According to the doctors, she is currently receiving an experimental drug, but they declined to mention the name because it’s an experimental antiviral drug, which had not yet been proven to work. In addition, she is currently treated with “convalescent plasma” taken from the blood of an European Ebola survivor. People who have survived the disease are considered to be immune for life. Researchers hope to be able to treat patients with antibodies from the blood of survivors, but still lack a proven healing drug.
Are British Ebola Screening Procedures Effective?
The case has caused doubts about the effectiveness of screening procedures for travellers with Ebola risk in United Kingdom. Since October, more than 1,700 people have been examined at four airports and an international station, who came from West Africa. Even Cafferkey was screened, but was allowed to fly from London Heathrow airport to Glasgow. Sally Davies, the chief medical officer for England, confirmed that Cafferkey was in the early stages of the disease while she was flying home. Davies stressed the public health risks were therefore negligible but confirmed that the UK’s screening policies were being reconsidered. “The process does seem to have not been as good as we all want to see,” she said.
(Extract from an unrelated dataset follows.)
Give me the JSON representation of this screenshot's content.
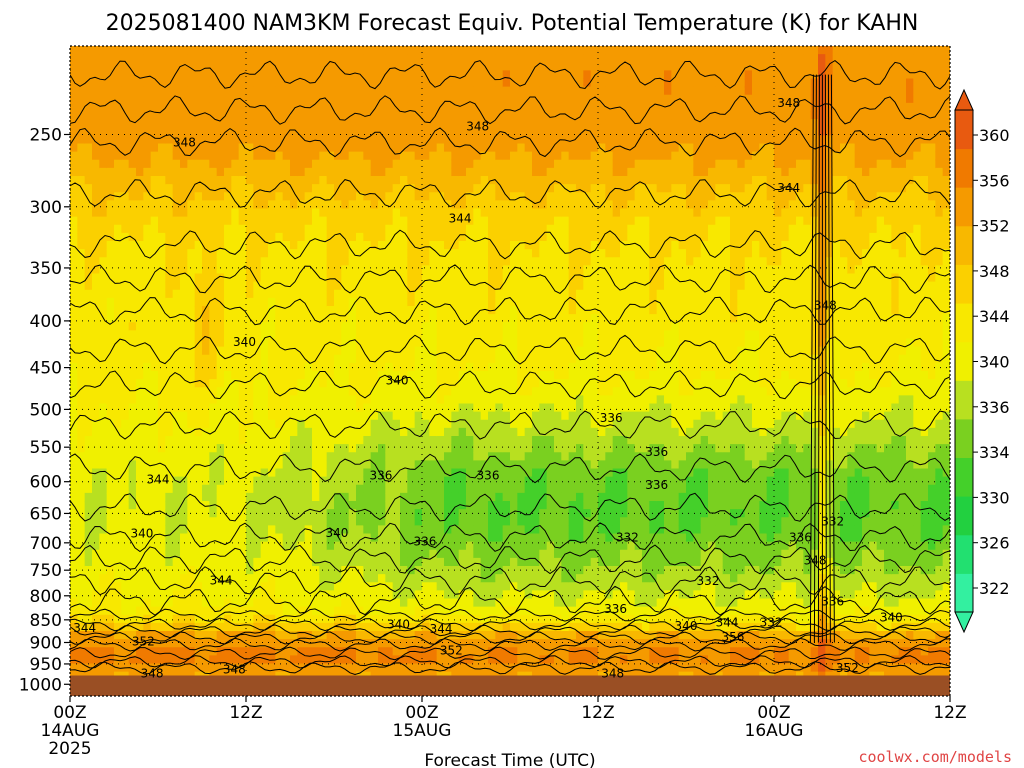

Ebola-infected people are only contagious when the disease breaks out. Up to three weeks can pass between infection and the first symptoms.The virus is transmitted when body fluids of patients – such as blood or vomit – get on mucous membranes, infection via contaminated surfaces is possible.
The World Health Organization (WHO) has registered 20.206 Ebola cases since December 31st and about 7905 people had died as the consequences of infection from the virus, the UN agency said. But, there might be a high number of unreported cases according to experts. Especially the West African countries of Sierra Leone, Guinea and Liberia that are worst affected by the epidemic.